Return to Archives index page

Leave a comment

Tower and Town, April 2018

  (view the full edition)

Stretching The Limits: Modern Languages

Our view of the world is increasingly coloured by news of security threats and terrorist atrocities, and continuing uncertainties over what our role in Europe will actually feel like next year when we officially leave the EU. Are we engaging confidently with a globalised marketplace, or retreating nervously as we pull up a metaphorical drawbridge over the English Channel?

At the College, the 29 teachers in the Modern Languages Department (full and part-time teachers, language assistants and the languages technician) can feel in the front line helping pupils interpret these questions and find answers that make sense. Languages open minds to new ways and ideas, and encourage engagement with linguistic and cultural difference. Knowledge of foreign languages can transform a teenager’s experiences and, who knows?, enhance their professional opportunities.

Many pupils quickly pick up an enthusiasm for languages.
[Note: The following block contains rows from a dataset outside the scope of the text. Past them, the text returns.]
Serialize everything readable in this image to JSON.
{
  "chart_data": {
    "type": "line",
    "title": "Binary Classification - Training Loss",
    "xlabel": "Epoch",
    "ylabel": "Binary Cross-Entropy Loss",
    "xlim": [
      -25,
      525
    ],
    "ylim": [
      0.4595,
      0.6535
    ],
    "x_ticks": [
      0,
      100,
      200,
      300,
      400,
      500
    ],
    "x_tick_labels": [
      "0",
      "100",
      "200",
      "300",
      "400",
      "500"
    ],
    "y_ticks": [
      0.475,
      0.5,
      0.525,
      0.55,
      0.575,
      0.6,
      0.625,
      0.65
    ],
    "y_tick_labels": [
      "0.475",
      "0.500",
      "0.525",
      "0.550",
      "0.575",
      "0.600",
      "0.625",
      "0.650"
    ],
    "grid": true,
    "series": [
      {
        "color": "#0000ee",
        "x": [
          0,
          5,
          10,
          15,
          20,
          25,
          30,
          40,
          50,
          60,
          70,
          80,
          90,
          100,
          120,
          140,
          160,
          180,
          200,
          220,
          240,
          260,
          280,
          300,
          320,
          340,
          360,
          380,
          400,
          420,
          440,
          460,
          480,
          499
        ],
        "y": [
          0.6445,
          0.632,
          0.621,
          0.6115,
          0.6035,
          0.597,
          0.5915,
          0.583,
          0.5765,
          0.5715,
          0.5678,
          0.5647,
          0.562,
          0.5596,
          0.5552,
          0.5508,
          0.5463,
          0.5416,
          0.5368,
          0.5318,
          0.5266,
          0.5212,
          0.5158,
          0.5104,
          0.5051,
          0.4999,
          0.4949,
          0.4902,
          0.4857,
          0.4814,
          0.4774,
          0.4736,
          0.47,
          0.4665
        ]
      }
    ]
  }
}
Within three weeks of arriving at the College in September, the new “Shell” (Year 9s) will have had taster lessons in Chinese, German, Italian, Russian and Spanish, as well as continuing with French, which many started when they were nine or younger. The explosion of language is palpable, and as “¡Hola!”, “Nǐ hǎo!” or “Buon giorno!” ring down the corridors, so the variety and imaginative quality of language learning becomes evident.

In higher years, with the serious business of mastering the passive or the imperfect subjunctive under way (and with Arabic and Japanese available as beginners’ languages too), we introduce exchanges and study visits to add the wings that make the linguist fly. This is the learner liberated: the pupil stepping forward to thank the local maire for welcoming us to the town hall in France, or taken by the Chinese host family into Beijing to see the modern 798 Art Zone, or attending school in Luxembourg for five weeks and becoming part of the lycée. It’s the icing on the linguist’s cake, the honing of a vital skill, and the foundation for a deeper understanding of the world.

The Cambridge-based philosopher, Ludwig Wittgenstein, said: “The limits of my language mean the limits of my world”. We hope that, as our Upper Sixth (Year 13) Modern Linguists prepare to leave the College in June, they will play their part in ensuring that that metaphorical drawbridge remains firmly down and open to a world without limits.